A dead-simple multi-player real-world game lasting several days.
Interested in how everything works under the hood? Read the "Getting started" guide!
First, a user creates a game. He's called the creator of the game and receives a game code that uniquely identifies the game among all games.
By sharing this code with other users, he can allow them to join. Users who joined a game are called players. The creator himself can also join the game. Once enough players joined, the creator can start the game.
Every player gets a victim, another player which he's supposed to kill. Killing refers to handing over an object in the real world and then logging the event in the app. The victim will then receive an alert that it has been killed, which it can either confirm or appeal. The victim dies by confirming. If the victim appeals, the murderer and the creator get notified.

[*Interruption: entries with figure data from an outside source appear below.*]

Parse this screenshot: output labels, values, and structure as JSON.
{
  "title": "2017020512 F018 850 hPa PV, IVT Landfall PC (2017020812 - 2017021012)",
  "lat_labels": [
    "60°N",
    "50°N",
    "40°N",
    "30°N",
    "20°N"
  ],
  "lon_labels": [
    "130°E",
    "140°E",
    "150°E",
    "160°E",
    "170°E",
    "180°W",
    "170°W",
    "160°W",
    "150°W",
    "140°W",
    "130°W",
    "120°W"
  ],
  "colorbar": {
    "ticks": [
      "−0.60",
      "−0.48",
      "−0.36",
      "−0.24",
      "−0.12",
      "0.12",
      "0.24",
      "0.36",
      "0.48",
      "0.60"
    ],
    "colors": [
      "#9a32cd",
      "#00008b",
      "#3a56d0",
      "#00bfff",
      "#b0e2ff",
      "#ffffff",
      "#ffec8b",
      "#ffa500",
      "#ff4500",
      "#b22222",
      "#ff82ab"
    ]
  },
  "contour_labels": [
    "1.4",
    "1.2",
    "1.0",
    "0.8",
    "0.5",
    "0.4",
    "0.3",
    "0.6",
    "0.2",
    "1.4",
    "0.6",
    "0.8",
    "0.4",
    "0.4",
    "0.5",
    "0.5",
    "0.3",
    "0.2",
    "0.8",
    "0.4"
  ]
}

Each game runs for a set amount of time. Once the game is over, all players get notified. During the game, there's a scoreboard that shows who killed how many players. The winner is whoever killed the most people.
If players join mid-game, they are added to a set of players who want a new victim. Each time an active player dies, all of these players get added between the murderer and the victim's victim.
If players leave a game, it's just like they die.
If victims know their murderer, the game is not much fun anymore. That's why murderers can complain about that. Once enough people complained, the creator can shuffle them, mixing up the situation.
The creator can shuffle players, causing all victims to be selected randomly.
The creator can resurrect players, joining them to the set of players who want to play.
- It's a fun, social game.
- It's highly asynchronous (many independent actors).
- It's all about information management.